Archives du mot-clé militant-e-s

Du débat… La contradiction et la critique sont légitimes ; les agressions ne le sont pas !

Je m’adresse aux deux parties… D’abord à celles et ceux qui sont toujours des acteurs du PG, ensuite à celles et ceux qui, comme moi, l’ont récemment quitté. Halte au feu !

Message de service aux acteurs du PG :

Il est assez malvenu de n’avoir pour seule réponse aux départs massifs enregistrés depuis des mois qu’un discours de fermeture du genre :

« Fermez-la ! Tout va bien au PG ! »

« Vous n’êtes que des aigris ou des orgueilleux déçus de ne pas avoir été distingués. »

« Vous êtes devenus des ennemi-e-s puisque vous donnez des armes à ceux contre qui nous luttons ».

Non, camarades du PG, que vous soyez des « ordinaires » ou des « importants », vous devez vous mettre dans la tête que les militant-e-s qui ont démissionné depuis des mois ne sont pas des salauds. Ils ne « crachent » pas sur le PG ou sur ses acteurs. Ils ne jouissent pas de « brûler aujourd’hui ce qu’ils ont adoré hier ». Et ils ne pensent pas qu’il soit judicieux non plus de « laver le linge sale en famille ».

Parce que nous n’avons pas de « linge sale », juste des divergences politiques et des critiques à opposer à ce que nous jugeons être des erreurs stratégiques plus ou moins graves. Et cela, c’est du débat, c’est digne. Ça ne devrait pas être reçu comme des preuves de je ne sais quelle maligne ambition ou de je ne sais quelle attitude puérile, irresponsable, ou égotique. On doit nous respecter et nous répondre sur le fond, avec des arguments politiques, pas avec des anathèmes ! En tout cas, à nous qui vous respectons au-delà des désaccords stratégiques, tactiques et idéologiques qui peuvent exister.

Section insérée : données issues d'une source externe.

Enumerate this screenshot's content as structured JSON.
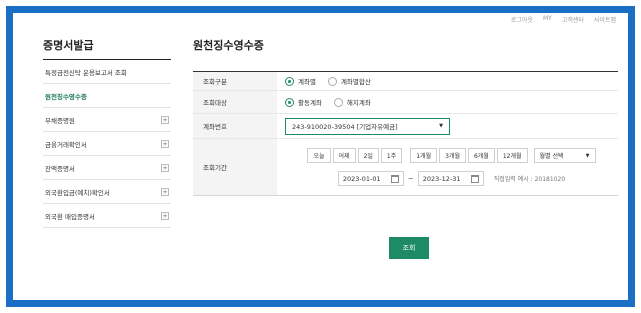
{
  "topnav": [
    "로그아웃",
    "MY",
    "고객센터",
    "사이트맵"
  ],
  "sidebar": {
    "title": "증명서발급",
    "items": [
      {
        "label": "특정금전신탁 운용보고서 조회",
        "plus": ""
      },
      {
        "label": "원천징수영수증",
        "plus": ""
      },
      {
        "label": "부채증명원",
        "plus": "+"
      },
      {
        "label": "금융거래확인서",
        "plus": "+"
      },
      {
        "label": "잔액증명서",
        "plus": "+"
      },
      {
        "label": "외국환입금(예치)확인서",
        "plus": "+"
      },
      {
        "label": "외국환 매입증명서",
        "plus": "+"
      }
    ]
  },
  "main": {
    "title": "원천징수영수증",
    "rows": {
      "type": {
        "label": "조회구분",
        "options": [
          "계좌별",
          "계좌별합산"
        ]
      },
      "target": {
        "label": "조회대상",
        "options": [
          "활동계좌",
          "해지계좌"
        ]
      },
      "account": {
        "label": "계좌번호",
        "value": "243-910020-39504 [기업자유예금]"
      },
      "period": {
        "label": "조회기간",
        "buttons": [
          "오늘",
          "어제",
          "2일",
          "1주",
          "1개월",
          "3개월",
          "6개월",
          "12개월"
        ],
        "month_select": "월별 선택",
        "start_date": "2023-01-01",
        "tilde": "~",
        "end_date": "2023-12-31",
        "hint": "직접입력 예시 : 20181020"
      }
    },
    "submit": "조회"
  },
  "colors": {
    "accent": "#1f8a66",
    "frame": "#1a6fc4"
  }
}
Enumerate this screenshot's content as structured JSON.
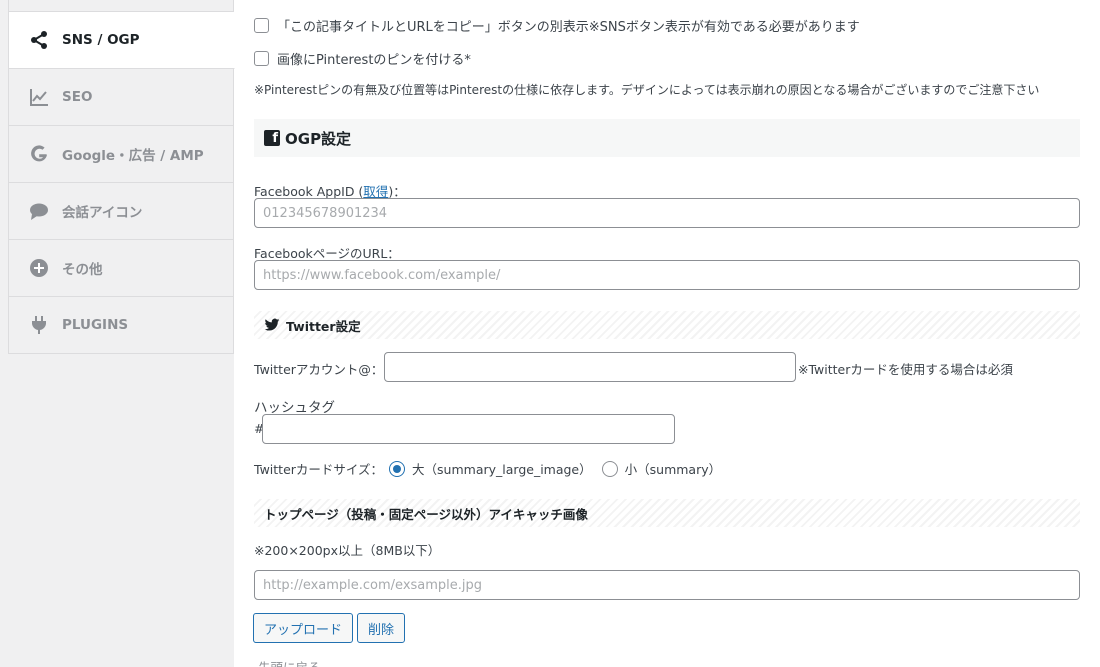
{
  "sidebar": {
    "items": [
      {
        "label": "SNS / OGP",
        "icon": "share-icon"
      },
      {
        "label": "SEO",
        "icon": "chart-line-icon"
      },
      {
        "label": "Google・広告 / AMP",
        "icon": "google-icon"
      },
      {
        "label": "会話アイコン",
        "icon": "speech-bubble-icon"
      },
      {
        "label": "その他",
        "icon": "plus-circle-icon"
      },
      {
        "label": "PLUGINS",
        "icon": "plug-icon"
      }
    ]
  },
  "sns": {
    "copy_button_option": "「この記事タイトルとURLをコピー」ボタンの別表示※SNSボタン表示が有効である必要があります",
    "pinterest_option": "画像にPinterestのピンを付ける*",
    "pinterest_note": "※Pinterestピンの有無及び位置等はPinterestの仕様に依存します。デザインによっては表示崩れの原因となる場合がございますのでご注意下さい"
  },
  "ogp": {
    "heading": "OGP設定",
    "fb_appid_label_prefix": "Facebook AppID (",
    "fb_appid_link": "取得",
    "fb_appid_label_suffix": ")：",
    "fb_appid_placeholder": "012345678901234",
    "fb_page_label": "FacebookページのURL：",
    "fb_page_placeholder": "https://www.facebook.com/example/"
  },
  "twitter": {
    "heading": "Twitter設定",
    "account_label": "Twitterアカウント@：",
    "account_value": "",
    "account_note": "※Twitterカードを使用する場合は必須",
    "hashtag_label": "ハッシュタグ",
    "hashtag_prefix": "#",
    "hashtag_value": "",
    "card_size_label": "Twitterカードサイズ：",
    "card_large": "大（summary_large_image）",
    "card_small": "小（summary）",
    "card_selected": "large"
  },
  "eyecatch": {
    "heading": "トップページ（投稿・固定ページ以外）アイキャッチ画像",
    "size_note": "※200×200px以上（8MB以下）",
    "url_placeholder": "http://example.com/exsample.jpg",
    "upload_label": "アップロード",
    "delete_label": "削除"
  },
  "footer": {
    "back_to_top": "先頭に戻る"
  },
  "colors": {
    "accent": "#2271b1",
    "text": "#3c434a",
    "sidebar_bg": "#f0f0f1"
  }
}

Il faudra traiter autrement le problème qu’en usant d’anathèmes à notre encontre si vous ne souhaitez pas que la tumeur emporte définitivement le malade… Ce n’est pas en affichant à notre encontre la morgue qu’arborent habituellement nos ennemis, pas plus qu’en nous désignant à la vindicte des militant-e-s encore au PG, que vous réussirez à sauver le parti.

Message de service aux démissionnaires du PG

Il se trouve que j’en suis un mais que je ne me considère pas comme concerné par la mise en garde que je vais faire…

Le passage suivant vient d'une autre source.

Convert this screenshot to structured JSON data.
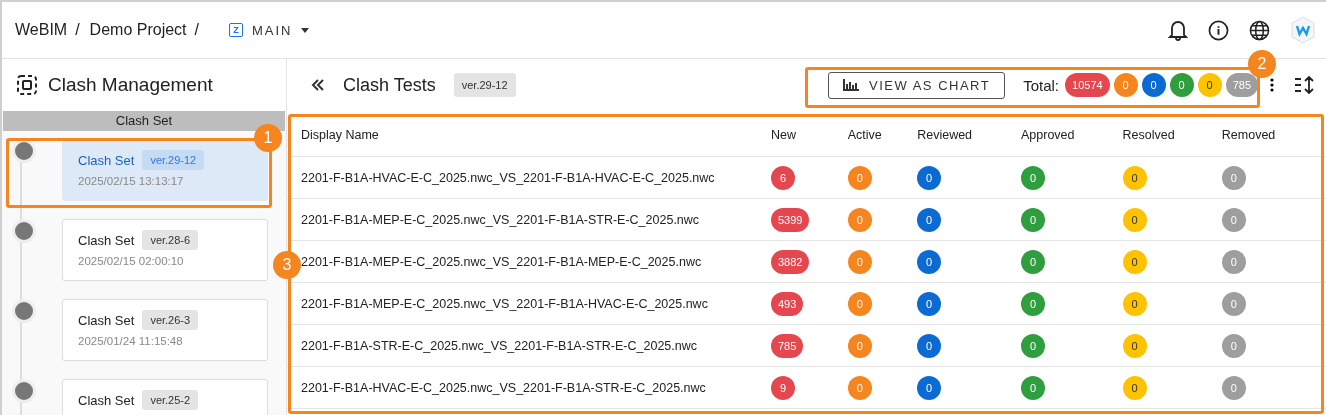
{
  "breadcrumb": [
    {
      "text": "WeBIM",
      "kind": "link"
    },
    {
      "text": "/",
      "kind": "separator"
    },
    {
      "text": "Demo Project",
      "kind": "link"
    },
    {
      "text": "/",
      "kind": "separator"
    }
  ],
  "branch": {
    "badge": "Z",
    "label": "MAIN"
  },
  "sidebar": {
    "title": "Clash Management",
    "section": "Clash Set",
    "items": [
      {
        "name": "Clash Set",
        "version": "ver.29-12",
        "date": "2025/02/15 13:13:17",
        "selected": true
      },
      {
        "name": "Clash Set",
        "version": "ver.28-6",
        "date": "2025/02/15 02:00:10",
        "selected": false
      },
      {
        "name": "Clash Set",
        "version": "ver.26-3",
        "date": "2025/01/24 11:15:48",
        "selected": false
      },
      {
        "name": "Clash Set",
        "version": "ver.25-2",
        "selected": false
      }
    ]
  },
  "toolbar": {
    "title": "Clash Tests",
    "version": "ver.29-12",
    "chart_button": "VIEW AS CHART",
    "total_label": "Total:",
    "totals": [
      "10574",
      "0",
      "0",
      "0",
      "0",
      "785"
    ]
  },
  "table": {
    "columns": [
      {
        "label": "Display Name",
        "kind": "name"
      },
      {
        "label": "New",
        "kind": "new"
      },
      {
        "label": "Active",
        "kind": "active"
      },
      {
        "label": "Reviewed",
        "kind": "reviewed"
      },
      {
        "label": "Approved",
        "kind": "approved"
      },
      {
        "label": "Resolved",
        "kind": "resolved"
      },
      {
        "label": "Removed",
        "kind": "removed"
      }
    ],
    "rows": [
      [
        "2201-F-B1A-HVAC-E-C_2025.nwc_VS_2201-F-B1A-HVAC-E-C_2025.nwc",
        "6",
        "0",
        "0",
        "0",
        "0",
        "0"
      ],
      [
        "2201-F-B1A-MEP-E-C_2025.nwc_VS_2201-F-B1A-STR-E-C_2025.nwc",
        "5399",
        "0",
        "0",
        "0",
        "0",
        "0"
      ],
      [
        "2201-F-B1A-MEP-E-C_2025.nwc_VS_2201-F-B1A-MEP-E-C_2025.nwc",
        "3882",
        "0",
        "0",
        "0",
        "0",
        "0"
      ],
      [
        "2201-F-B1A-MEP-E-C_2025.nwc_VS_2201-F-B1A-HVAC-E-C_2025.nwc",
        "493",
        "0",
        "0",
        "0",
        "0",
        "0"
      ],
      [
        "2201-F-B1A-STR-E-C_2025.nwc_VS_2201-F-B1A-STR-E-C_2025.nwc",
        "785",
        "0",
        "0",
        "0",
        "0",
        "0"
      ],
      [
        "2201-F-B1A-HVAC-E-C_2025.nwc_VS_2201-F-B1A-STR-E-C_2025.nwc",
        "9",
        "0",
        "0",
        "0",
        "0",
        "0"
      ]
    ]
  },
  "callouts": [
    "1",
    "2",
    "3"
  ]
}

Vous avez le droit (même si on vous le conteste parfois) de vous exprimer sur les raisons qui vous ont fait quitter le parti. Je dirais même que vous en avez le devoir.

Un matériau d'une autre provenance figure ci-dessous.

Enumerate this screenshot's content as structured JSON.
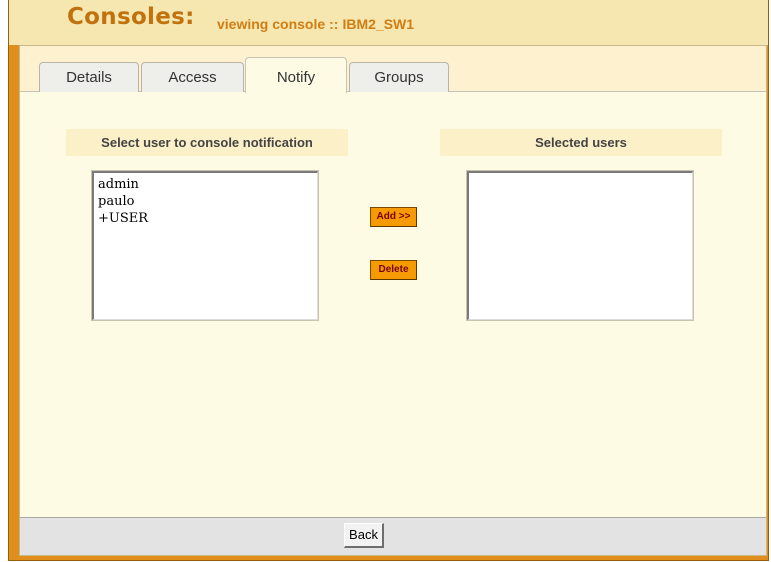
{
  "header": {
    "title": "Consoles:",
    "subtitle_prefix": "viewing console",
    "separator": "::",
    "console_name": "IBM2_SW1"
  },
  "tabs": [
    {
      "label": "Details",
      "active": false
    },
    {
      "label": "Access",
      "active": false
    },
    {
      "label": "Notify",
      "active": true
    },
    {
      "label": "Groups",
      "active": false
    }
  ],
  "notify": {
    "available_heading": "Select user to console notification",
    "selected_heading": "Selected users",
    "available_users": [
      "admin",
      "paulo",
      "+USER"
    ],
    "selected_users": [],
    "add_label": "Add >>",
    "delete_label": "Delete"
  },
  "footer": {
    "back_label": "Back"
  },
  "colors": {
    "frame": "#e08e1c",
    "header_bg": "#f6e6b0",
    "title": "#c0720e",
    "panel_bg": "#fefbe5",
    "action_button": "#f59a00"
  }
}
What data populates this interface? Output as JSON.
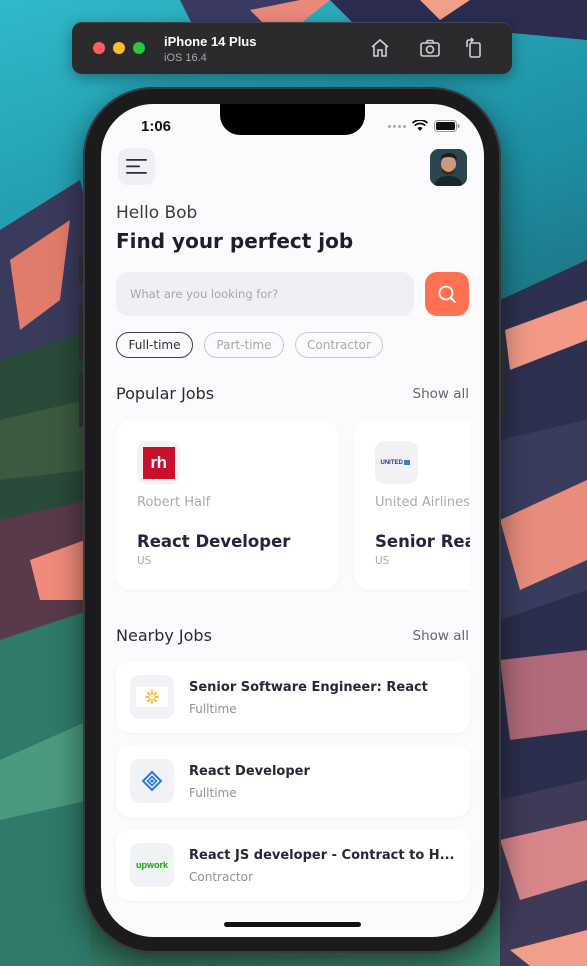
{
  "simulator": {
    "device": "iPhone 14 Plus",
    "os": "iOS 16.4"
  },
  "status_bar": {
    "time": "1:06"
  },
  "header": {
    "greeting": "Hello Bob",
    "headline": "Find your perfect job"
  },
  "search": {
    "placeholder": "What are you looking for?"
  },
  "filters": [
    {
      "label": "Full-time",
      "selected": true
    },
    {
      "label": "Part-time",
      "selected": false
    },
    {
      "label": "Contractor",
      "selected": false
    }
  ],
  "popular": {
    "title": "Popular Jobs",
    "show_all": "Show all",
    "cards": [
      {
        "logo": "rh",
        "company": "Robert Half",
        "role": "React Developer",
        "location": "US"
      },
      {
        "logo": "UNITED",
        "company": "United Airlines",
        "role": "Senior React Developer",
        "location": "US"
      }
    ]
  },
  "nearby": {
    "title": "Nearby Jobs",
    "show_all": "Show all",
    "items": [
      {
        "title": "Senior Software Engineer: React",
        "type": "Fulltime"
      },
      {
        "title": "React Developer",
        "type": "Fulltime"
      },
      {
        "title": "React JS developer - Contract to H...",
        "type": "Contractor",
        "logo": "upwork"
      }
    ]
  },
  "colors": {
    "accent": "#fe7251",
    "brand_rh": "#c8102e",
    "upwork": "#14a800"
  },
  "icons": {
    "menu": "menu-icon",
    "search": "search-icon",
    "home": "home-icon",
    "screenshot": "camera-icon",
    "rotate": "rotate-icon"
  }
}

Par contre, camarades, ne vous perdez pas dans la haine, dans les attaques ad hominem, dans les insultes, dans le mépris et dans les mots qui sont prononcés ou écrits pour blesser.

Cette histoire de vidéo « Nous sommes le PG » devient complètement dingue. Assiste-t-on à un phénomène de folie collective ou doit-on y voir la politique de la terre brûlée ?

Oui, cette vidéo mérite des critiques (j’en ai fait quelques-unes hier) mais en termes politiques, pas sur un registre personnel, pas avec l’insulte et le discrédit comme seuls arguments… qui d’ailleurs n’en sont pas ! J’ai vu du fiel beaucoup plus que des critiques rationnelles opposées à cette vidéo. Et je suis comme d’autres écoeuré de voir cette haine. Ce genre d’incident sera lourd de conséquences. Alors stop !

J’ai beau être un démissionnaire du PG, j’ai beau être très critique à l’encontre de ce parti, de sa direction (aux deux sens du terme), de certains de ses représentants nationaux ou locaux, je ne peux accepter le déferlement de fiel que je lis ici ou là.

Une de mes plus proche camarades, très récente démissionnaire elle aussi, a eu l’occasion d’écrire qu’il ne fallait pas insulter l’avenir. Elle a raison. Entre nous, actuels et ex militant-e-s du PG nous ne devrions pas lire certaines de ces choses abjectes qui s’écrivent.

Je me permets d’inciter chacun à faire preuve de responsabilité et d’humanité. Celles et ceux qui jugent nécessaire d’émettre des critiques doivent faire en sorte que ces critiques demeurent d’essence politique et reposent sur des éléments rationnels.
Parce que, d’une part, il est détestable, au plan humain, que ces critiques dérivent vers des éléments personnels et irrationnels car c’est l’esprit guerrier, primaire, bestial, qui prend alors le dessus, chaque mot blessant venu d’une des parties en amenant un autre de la part de l’autre partie.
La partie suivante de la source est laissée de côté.